Air attack planned on big California wildfire as evacuations end

By Jacob Adelman, AP
Friday, July 30, 2010

Calif. wildfire forces hundreds from homes

PALMDALE, Calif. — A huge wildfire churned through high desert wilderness north of Los Angeles on Friday, destroying a few buildings and forcing people from about 2,000 homes. Most of the displaced residents were allowed to return as the threat eased.

One single-family home and three mobile home residences were destroyed, another house had roof damage and various other outbuildings and garages were lost in the horse country region, authorities said.

A DC-10 jumbo jet tanker that can carry 12,000-gallon loads dropped swaths of retardant to block the 12½-square-mile blaze, leaving orange slashes across ridges. Containment was estimated at only 5 percent.

The blaze erupted Thursday afternoon and prompted the evacuation of about 2,000 Antelope Valley homes, but most had returned by early Friday, Los Angeles County fire and sheriff’s officials said.

Flames up to 50 feet high threatened the communities of Leona Valley, Anaverde and Ranch Vista but cool, windless overnight weather helped ease the threat.

Robert Arujo, 60, a retired phone technician, said he and his family watched a scary sight of flames burning fiercely on a hill just over the walls of his Rancho Vista subdivision.

“They looked like they were going to jump over,” he said.

Arujo decided not to leave despite a call from the Sheriff’s Department urging him to do so, and the family spent a tense night barely sleeping.

“It was frantic. Horrific. My wife and daughter were just totally — ‘Should we go? Should we go? Should we go?’ non-stop,” he said.

On Thursday, the fire stopped at the California Aqueduct, which runs along foothills of the San Gabriel Mountains. The concrete channel acted as a natural firebreak, fire Inspector Matt Levesque said.

“That fire burned right up to the homes (but there is) no more fuel for it to burn,” he said.

Aircraft and about 750 firefighters were concentrating on protecting the densely populated Palmdale area a few miles away and a cluster of power transmission lines that provide electricity to much of Southern California.

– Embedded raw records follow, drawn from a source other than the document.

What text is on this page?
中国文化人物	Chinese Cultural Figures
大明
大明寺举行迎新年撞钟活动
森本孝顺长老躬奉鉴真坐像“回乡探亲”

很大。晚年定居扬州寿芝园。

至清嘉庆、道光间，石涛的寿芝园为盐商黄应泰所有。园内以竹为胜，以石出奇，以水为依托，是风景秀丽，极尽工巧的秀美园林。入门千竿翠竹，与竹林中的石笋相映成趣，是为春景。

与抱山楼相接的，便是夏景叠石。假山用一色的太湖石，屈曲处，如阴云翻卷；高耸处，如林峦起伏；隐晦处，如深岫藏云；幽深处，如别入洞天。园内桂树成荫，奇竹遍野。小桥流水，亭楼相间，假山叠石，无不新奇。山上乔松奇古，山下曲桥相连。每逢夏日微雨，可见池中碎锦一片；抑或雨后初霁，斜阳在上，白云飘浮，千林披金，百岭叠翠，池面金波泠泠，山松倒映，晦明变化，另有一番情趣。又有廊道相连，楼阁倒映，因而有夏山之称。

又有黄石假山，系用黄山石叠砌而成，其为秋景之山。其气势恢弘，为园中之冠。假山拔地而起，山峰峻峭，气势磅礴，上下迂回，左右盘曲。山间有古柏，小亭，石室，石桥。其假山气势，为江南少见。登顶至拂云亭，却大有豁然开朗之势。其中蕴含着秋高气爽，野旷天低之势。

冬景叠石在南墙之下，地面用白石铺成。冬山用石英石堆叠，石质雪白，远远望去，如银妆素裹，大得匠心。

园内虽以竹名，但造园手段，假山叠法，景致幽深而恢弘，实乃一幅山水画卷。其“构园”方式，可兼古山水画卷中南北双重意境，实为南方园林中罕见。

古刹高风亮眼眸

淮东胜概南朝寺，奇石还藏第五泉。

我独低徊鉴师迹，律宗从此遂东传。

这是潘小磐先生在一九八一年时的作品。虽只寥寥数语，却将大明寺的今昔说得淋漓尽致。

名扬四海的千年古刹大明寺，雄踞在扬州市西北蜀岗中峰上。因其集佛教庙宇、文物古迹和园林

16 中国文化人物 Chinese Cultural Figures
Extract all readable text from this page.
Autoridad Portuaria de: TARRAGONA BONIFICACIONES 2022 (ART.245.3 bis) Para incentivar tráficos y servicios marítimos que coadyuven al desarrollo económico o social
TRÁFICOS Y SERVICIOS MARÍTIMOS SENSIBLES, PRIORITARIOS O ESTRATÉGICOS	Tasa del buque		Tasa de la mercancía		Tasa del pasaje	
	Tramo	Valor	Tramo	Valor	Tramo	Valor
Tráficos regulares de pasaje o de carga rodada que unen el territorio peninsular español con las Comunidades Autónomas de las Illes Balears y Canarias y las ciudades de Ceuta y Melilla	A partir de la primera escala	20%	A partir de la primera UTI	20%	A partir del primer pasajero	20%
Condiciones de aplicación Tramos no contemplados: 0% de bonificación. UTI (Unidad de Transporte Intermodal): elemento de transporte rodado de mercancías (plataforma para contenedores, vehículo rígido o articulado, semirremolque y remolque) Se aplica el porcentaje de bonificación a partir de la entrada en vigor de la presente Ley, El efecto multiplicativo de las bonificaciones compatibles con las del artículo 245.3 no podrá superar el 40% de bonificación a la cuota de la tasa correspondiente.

A forecast of gusty afternoon winds and a high of 98 degrees were expected to pose a challenge for crews.

The fire broke out near a state highway that snakes through the San Gabriel Mountains, connecting Los Angeles to the high desert. Angeles National Forest lands lie on either side.

Bryant said fire investigators were focusing on some workers who were trying to remove a tire rim by hammering on bolts. He said the workers were cooperating with the investigation.

Southern California’s big wildfires are usually associated with the fierce Santa Ana winds that blow withering dry air from the interior toward the coast. Winds this week have been blowing inland from out of the southwest as California experiences an unusually cool July with persistent coastal clouds and record lows.

Elsewhere, good weather in neighboring Kern County helped firefighters build containment lines around two wildfires that destroyed homes in remote mountain communities earlier in the week.

A 2½-square-mile blaze near Tehachapi on the western edge of the Mojave Desert was 46 percent contained after burning about 30 homes and other structures in a scattered community called Old West Ranch.

The community nonetheless remained evacuated, affecting about 150 people, said John Buchanan, spokesman for the California Department of Forestry and Fire Protection.

The blaze erupted Tuesday afternoon and rapidly swept through an area where Kern County fire authorities say there is no history of any fires on record, meaning vegetation hadn’t burned there in more than a century.

To the north, a fire that destroyed eight residences and a few outbuildings as it spread across about 26 square miles of the Sequoia National Forest in the Sierra Nevada was 55 percent contained, authorities said.